His
week-work amounted to two or three days a week, as the season required;
in winter, he had "to lie at his lord's fold," when bidden; and he had
to contribute his quota of boon-work. Certain payments also had to be
made.
The first attempt to regulate wages was made in the statute of 12
Richard II., cc. 3-7, the preamble of which affirms that "the servants
and labourers will not, nor by a long season would, serve and labour
without outrageous and excessive hire, and much more hath been given to
such servants and labourers than in any time past, so that for scarcity
of the said servants and labourers the husbands and land tenants may not
pay their rents nor unnethes live upon their lands, to the great damage
and loss as well of their lords as of all the commons; also the hires of
the said servants in husbandry have not been put in certainty before
this time."
The "hires" were now defined, and this act penalized masters who paid
labourers at a higher rate than was allowed under it.

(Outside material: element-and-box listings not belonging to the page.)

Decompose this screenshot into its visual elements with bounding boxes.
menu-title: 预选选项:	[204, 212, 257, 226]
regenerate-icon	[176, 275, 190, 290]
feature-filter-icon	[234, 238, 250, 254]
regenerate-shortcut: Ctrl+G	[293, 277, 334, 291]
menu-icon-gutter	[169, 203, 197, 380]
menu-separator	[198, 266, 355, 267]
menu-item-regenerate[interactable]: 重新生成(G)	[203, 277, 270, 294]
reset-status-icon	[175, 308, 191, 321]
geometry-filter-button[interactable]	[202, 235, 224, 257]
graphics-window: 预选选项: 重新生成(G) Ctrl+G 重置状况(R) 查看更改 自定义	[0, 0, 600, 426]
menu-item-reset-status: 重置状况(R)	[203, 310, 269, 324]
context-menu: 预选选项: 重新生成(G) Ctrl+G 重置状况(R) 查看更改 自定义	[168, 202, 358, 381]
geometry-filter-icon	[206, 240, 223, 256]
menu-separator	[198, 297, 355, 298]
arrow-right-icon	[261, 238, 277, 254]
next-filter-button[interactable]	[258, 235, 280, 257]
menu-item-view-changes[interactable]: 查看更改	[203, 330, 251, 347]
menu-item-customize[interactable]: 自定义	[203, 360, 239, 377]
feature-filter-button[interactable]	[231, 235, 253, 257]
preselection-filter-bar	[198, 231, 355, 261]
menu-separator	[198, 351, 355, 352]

The scale of wages
varied in different reigns. Here we may confine ourselves to the
provisions of the statute of 11 Henry VII., which not only determined
the maximum payments, but sanctioned reductions on legitimate grounds.
Thus regard was had to the current wages in the locality, which the
employer was under no obligation to exceed. Less was to be paid at
holiday than at other times; and if a man were lazy in the morning or
lingered over his meals, he might be mulcted at his master's discretion.